Getting Small Storefront Buildings Right


Downtowns all over America are filled with small storefront buildings such as the one in the sketch above. They are on narrow, deep lots and often have two or three simple storefronts. Many of them fell into decay as sprawl deadened their neighborhoods and as retail switched to large, corporate, car-oriented formats. As our downtowns become popular again, they are prime candidates for rejuvenation.

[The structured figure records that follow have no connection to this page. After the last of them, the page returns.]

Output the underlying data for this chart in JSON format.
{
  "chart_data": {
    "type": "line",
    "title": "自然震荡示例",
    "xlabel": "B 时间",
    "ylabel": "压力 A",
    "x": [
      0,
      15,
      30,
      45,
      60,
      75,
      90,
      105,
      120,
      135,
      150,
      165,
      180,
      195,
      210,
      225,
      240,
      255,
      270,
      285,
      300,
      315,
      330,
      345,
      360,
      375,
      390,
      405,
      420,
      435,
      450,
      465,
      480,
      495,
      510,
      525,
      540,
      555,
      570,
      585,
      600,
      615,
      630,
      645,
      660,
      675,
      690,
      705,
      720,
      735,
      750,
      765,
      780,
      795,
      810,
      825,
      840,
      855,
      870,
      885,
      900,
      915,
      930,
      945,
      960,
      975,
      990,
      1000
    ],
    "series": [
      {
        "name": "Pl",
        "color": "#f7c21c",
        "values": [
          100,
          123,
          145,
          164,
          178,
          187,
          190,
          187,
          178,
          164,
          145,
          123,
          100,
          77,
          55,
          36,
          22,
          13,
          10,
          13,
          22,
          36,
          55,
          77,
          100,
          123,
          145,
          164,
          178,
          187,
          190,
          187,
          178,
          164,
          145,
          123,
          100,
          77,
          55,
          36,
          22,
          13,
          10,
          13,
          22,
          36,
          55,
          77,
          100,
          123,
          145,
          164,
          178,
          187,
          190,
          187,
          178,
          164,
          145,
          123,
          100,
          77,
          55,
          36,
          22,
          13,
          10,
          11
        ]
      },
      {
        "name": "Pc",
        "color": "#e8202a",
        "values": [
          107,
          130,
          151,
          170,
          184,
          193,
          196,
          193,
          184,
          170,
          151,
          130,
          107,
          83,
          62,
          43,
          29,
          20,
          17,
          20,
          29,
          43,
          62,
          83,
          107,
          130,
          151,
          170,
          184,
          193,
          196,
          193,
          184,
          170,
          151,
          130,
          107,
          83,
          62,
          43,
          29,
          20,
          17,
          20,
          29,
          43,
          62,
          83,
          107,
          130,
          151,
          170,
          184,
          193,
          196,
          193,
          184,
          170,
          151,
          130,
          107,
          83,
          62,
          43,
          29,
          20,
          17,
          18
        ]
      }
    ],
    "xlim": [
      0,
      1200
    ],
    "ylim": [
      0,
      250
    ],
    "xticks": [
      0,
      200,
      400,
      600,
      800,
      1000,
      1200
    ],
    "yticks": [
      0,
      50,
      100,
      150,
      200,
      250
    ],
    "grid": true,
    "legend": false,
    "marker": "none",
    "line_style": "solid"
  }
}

When small businesses move in and undertake improvements, however, they often make mistakes which keep these buildings and their tenants from being as successful as they could be. Remember, you have about eight seconds to pull a passing pedestrian in; don't miss your chance by having an underwhelming storefront. Here are four tips to get it right:

  • Signs. Often, there is an impulse to give all of the signs on the building a uniform appearance. Sometimes this is encouraged by the local planning department, other times it is initiated by the building owner. I suppose the idea is to present the building as a single unit. This might make sense in a suburban shopping center, which is experienced as a single self-contained thing, but downtowns don't work like that. A block might have four or five of these buildings, and passing pedestrians may not even notice where one building ends and the next begins. To a downtown shopper there are only two important increments: downtown as a whole, and the individual businesses. Intermediate scales, such as blocks and buildings, shouldn't be the focus of our sign designs. It is more important for each shop to stand out, and to catch the attention of potential customers as they pass by.
  • Paint. Don't change colors right down the middle of the pilasters between the businesses. This looks sloppy and unappealing. Rather, paint the columns, spandrels, cornices, and other such building elements in a unified color scheme. Paint jobs should never fight the architecture of the building (think of San Francisco's painted ladies). The storefronts--the area between the pilasters--should be painted in bright, fun colors which vary significantly from business to business.
  • Windows. Do NOT tint your windows or obstruct them in any way. Don't do it. It is very important that passersby be able to see into the shop, to see the merchandise and to see people inside having a great time. If your shop gets pummeled by the afternoon sun, then get some blinds and put them down only for for the hour or two per day when there is a need. If people can't see in, then they'll walk on by.
  • Entry Tiles. Most storefront doors are set back a bit from the sidewalk to accommodate the door swing. Pull people right in by having some fun with this area; use colorful, attractive tiles which vary from store to store.


DON'T DO THIS
Paint that fights the architecture; blacked out windows; and dull, unified signage.

DO THIS
Paint which unifies the building yet varies between the shops;
clear windows with appealing displays and views; and interesting signage.

1 comment:

  1. Marketing your business is very necessary and that should be done with use of proper signage for your shops. The signage that you are using should fulfill three necessary things and they are attracting new buyers, branding of your business, creating desired sales. Signage is the first thing that comes in contact with the customer, so it needs to striking and eye catching with vivid colours according to your business. I think everyone should follow this idea of not painting the architecture of the building. In this way you can attract potential buyers to your shop.